Côte d'Ivoire: une attaque relance la question du désarmement des ex-combattants

Un soldat des FRCI dans le quartier d'Abobo, à Abidjian.
© AFP PHOTO/ SIA KAMBOU

Alassane Ouattara est arrivé ce mardi 2 juillet à Korhogo, première étape de sa tournée d'une semaine dans le nord de la Côte d’Ivoire, son fief historique. Une visite endeuillée par la mort d'un gendarme, tué lundi dans une attaque sur le convoi de Fidèle Sarassoro, le responsable l'autorité en charge de la réinsertion des ex-combattants.

Il est trop tôt pour tirer des conclusions, mais le symbole est fort.
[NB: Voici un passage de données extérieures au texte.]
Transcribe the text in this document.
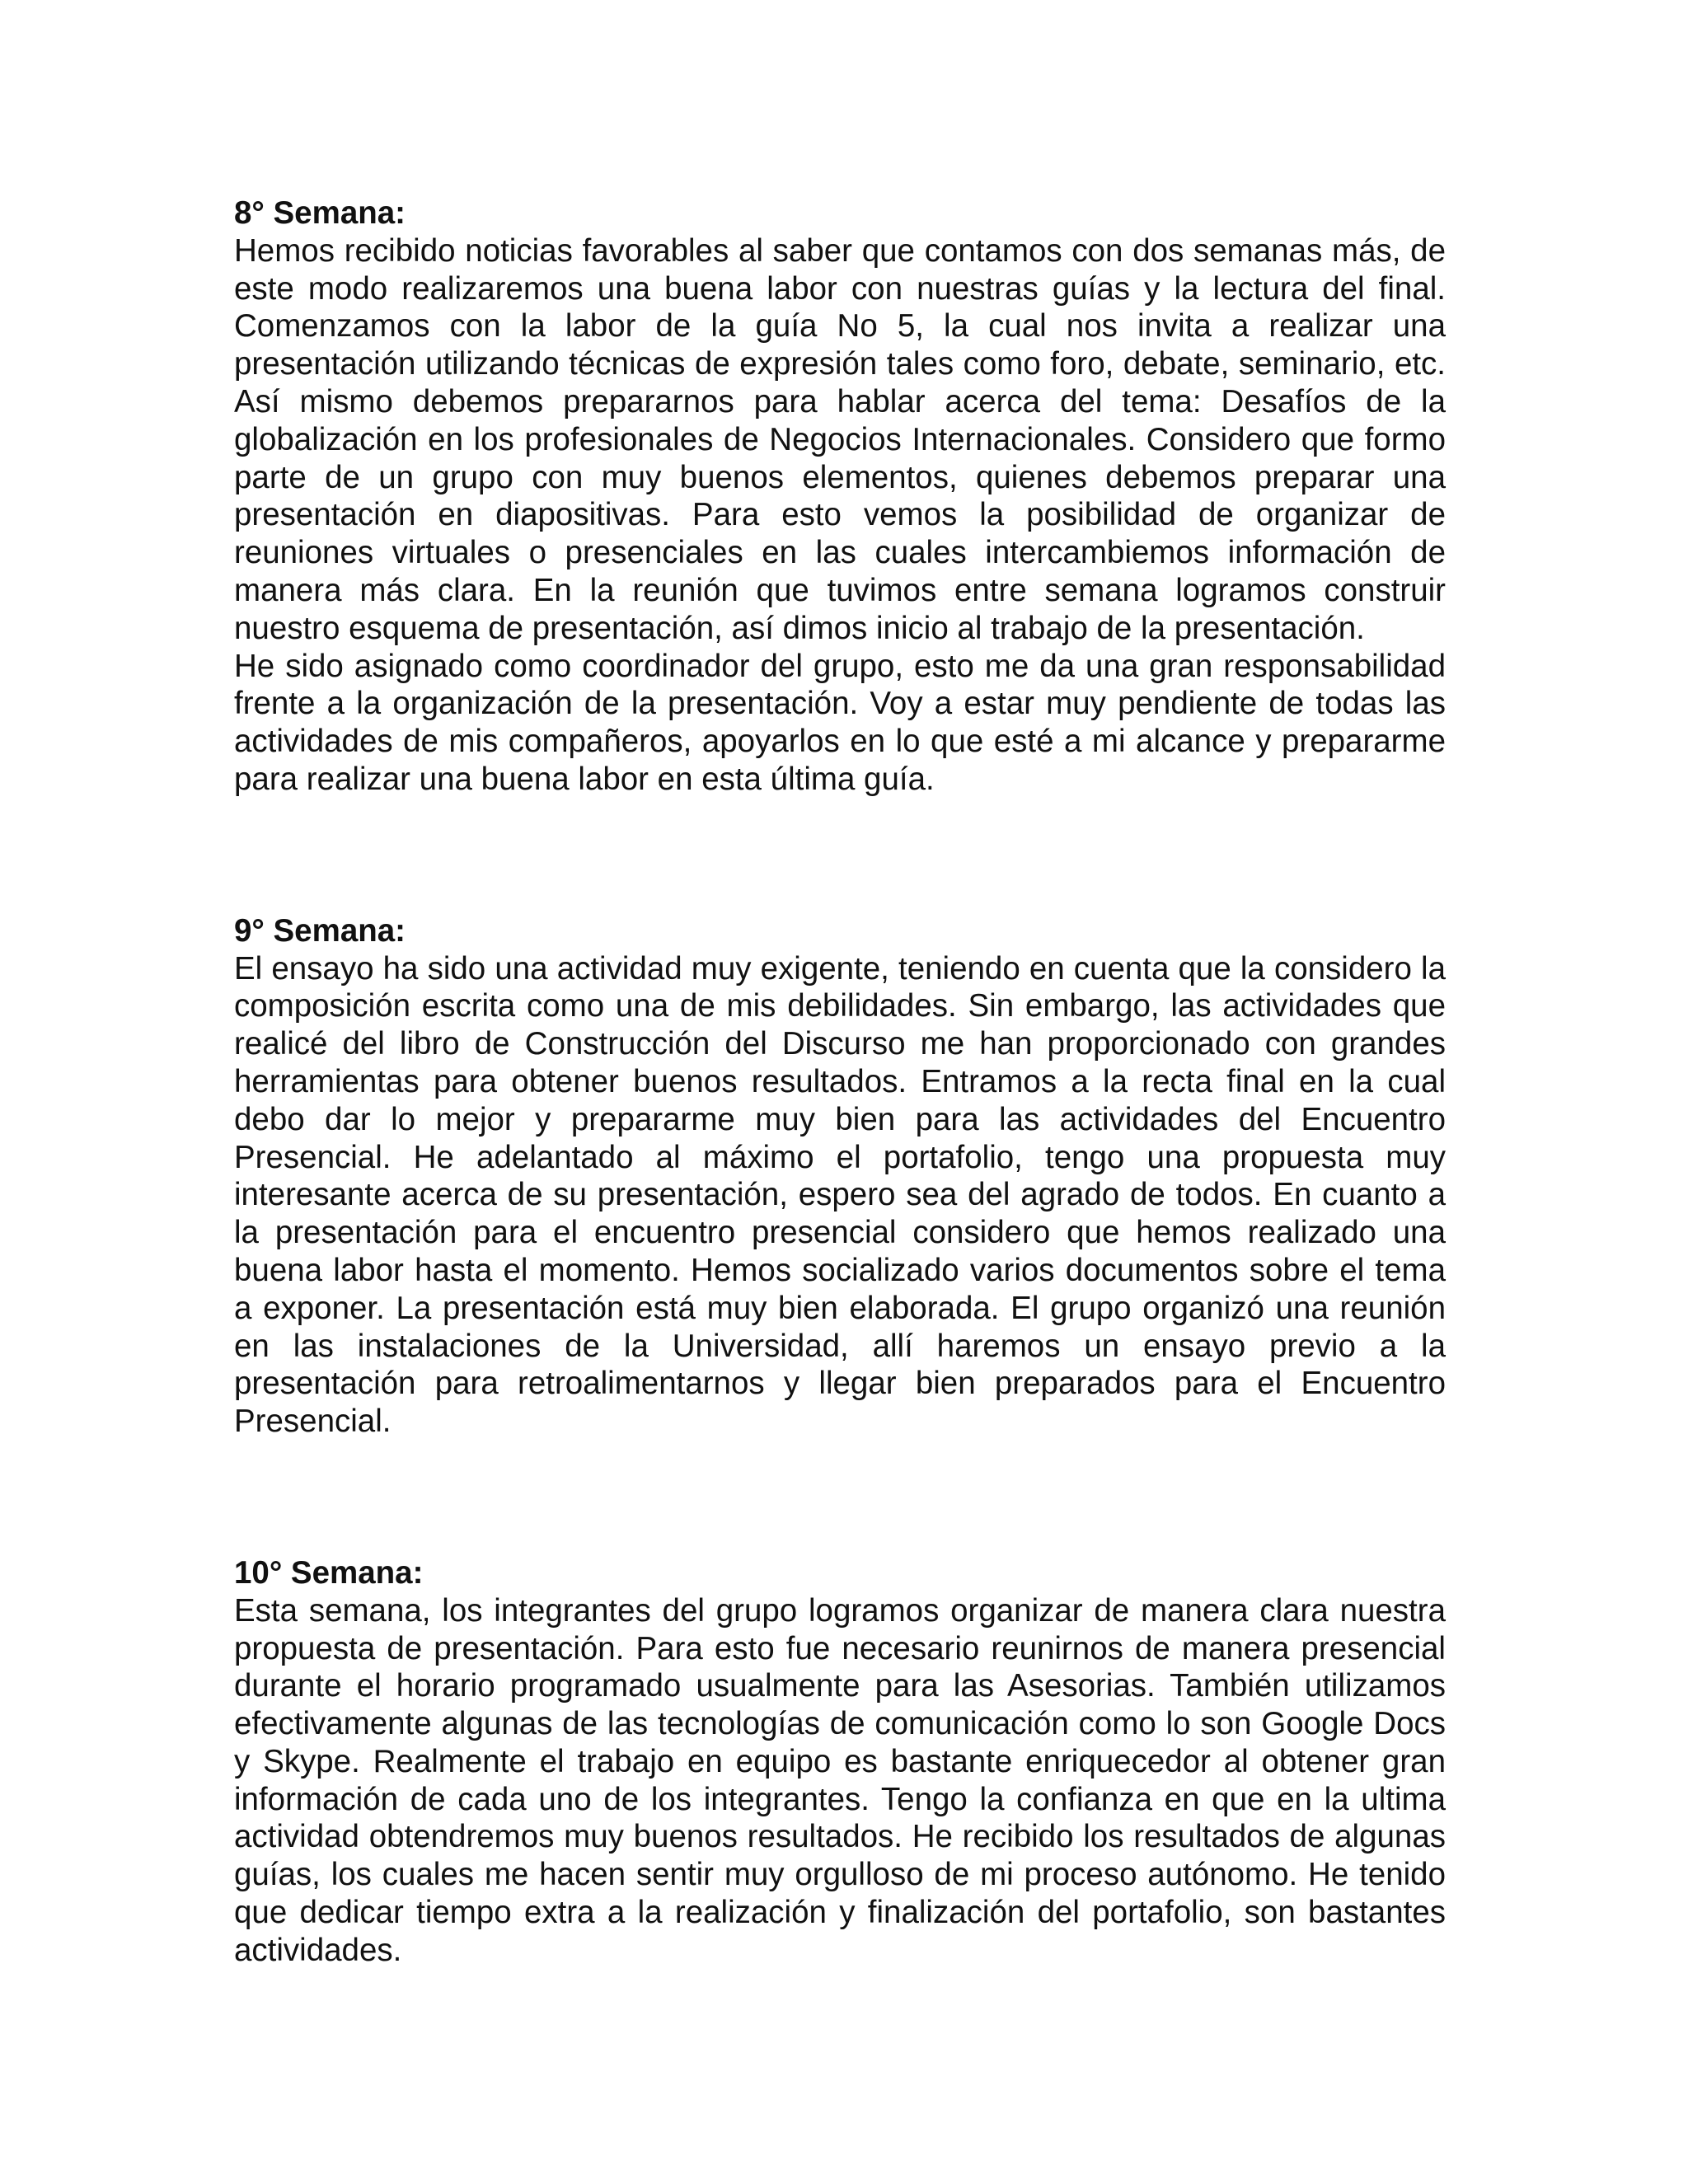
8° Semana:

Hemos recibido noticias favorables al saber que contamos con dos semanas más, de este modo realizaremos una buena labor con nuestras guías y la lectura del final. Comenzamos con la labor de la guía No 5, la cual nos invita a realizar una presentación utilizando técnicas de expresión tales como foro, debate, seminario, etc. Así mismo debemos prepararnos para hablar acerca del tema: Desafíos de la globalización en los profesionales de Negocios Internacionales. Considero que formo parte de un grupo con muy buenos elementos, quienes debemos preparar una presentación en diapositivas. Para esto vemos la posibilidad de organizar de reuniones virtuales o presenciales en las cuales intercambiemos información de manera más clara. En la reunión que tuvimos entre semana logramos construir nuestro esquema de presentación, así dimos inicio al trabajo de la presentación.

He sido asignado como coordinador del grupo, esto me da una gran responsabilidad frente a la organización de la presentación. Voy a estar muy pendiente de todas las actividades de mis compañeros, apoyarlos en lo que esté a mi alcance y prepararme para realizar una buena labor en esta última guía.

9° Semana:

El ensayo ha sido una actividad muy exigente, teniendo en cuenta que la considero la composición escrita como una de mis debilidades. Sin embargo, las actividades que realicé del libro de Construcción del Discurso me han proporcionado con grandes herramientas para obtener buenos resultados. Entramos a la recta final en la cual debo dar lo mejor y prepararme muy bien para las actividades del Encuentro Presencial. He adelantado al máximo el portafolio, tengo una propuesta muy interesante acerca de su presentación, espero sea del agrado de todos. En cuanto a la presentación para el encuentro presencial considero que hemos realizado una buena labor hasta el momento. Hemos socializado varios documentos sobre el tema a exponer. La presentación está muy bien elaborada. El grupo organizó una reunión en las instalaciones de la Universidad, allí haremos un ensayo previo a la presentación para retroalimentarnos y llegar bien preparados para el Encuentro Presencial.

10° Semana:

Esta semana, los integrantes del grupo logramos organizar de manera clara nuestra propuesta de presentación. Para esto fue necesario reunirnos de manera presencial durante el horario programado usualmente para las Asesorias. También utilizamos efectivamente algunas de las tecnologías de comunicación como lo son Google Docs y Skype. Realmente el trabajo en equipo es bastante enriquecedor al obtener gran información de cada uno de los integrantes. Tengo la confianza en que en la ultima actividad obtendremos muy buenos resultados. He recibido los resultados de algunas guías, los cuales me hacen sentir muy orgulloso de mi proceso autónomo. He tenido que dedicar tiempo extra a la realización y finalización del portafolio, son bastantes actividades.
C'est à quelques kilomètres de Kong, le fief de la famille Ouattara, là même où Ibrahim, le frère du président, surnommé « Photocopie », a été élu maire avec 100% des suffrages, que l'attaque s'est produite. Elle n’a pas été revendiquée.

Les auteurs sont qualifiés de coupeurs de route. Si rien ne permet pour l'heure d'incriminer des ex-combattants, cette embuscade dans une zone sous haute surveillance – voyage présidentiel oblige – vient rappeler l'urgence d'un ramassage des armes qui pullulent dans la région depuis une décennie et de la mise en œuvre concrète du processus de DDR (Démobilisation, désarmement et réinsertion).

Colère des ex-combattants

Depuis la fin avril, des ex-combattants ont fait entendre leur colère à Bouaké puis à Man. Lundi, ils ont saccagé un commissariat à Tengrela après un accrochage avec des policiers. Leur nombre exact reste sujet à caution. Ils seraient plus de 60 000 selon les derniers chiffres, alors que de précédents recensements situaient leur effectif à près de 100 000.

Aujourd'hui, beaucoup de ceux qui ont tenu les armes se sentent oubliés. Certains dénoncent la mainmise des chefs militaires sur le processus, vendant les places aux plus offrants ou privilégiant leurs proches au détriment de ceux qui ont réellement combattu. Leurs doléances ont encore bien du mal à être entendues. Par exemple, de bonne source, Youssouf Koné, le porte-parole des démobilisés de Bouaké, est depuis deux mois porté disparu.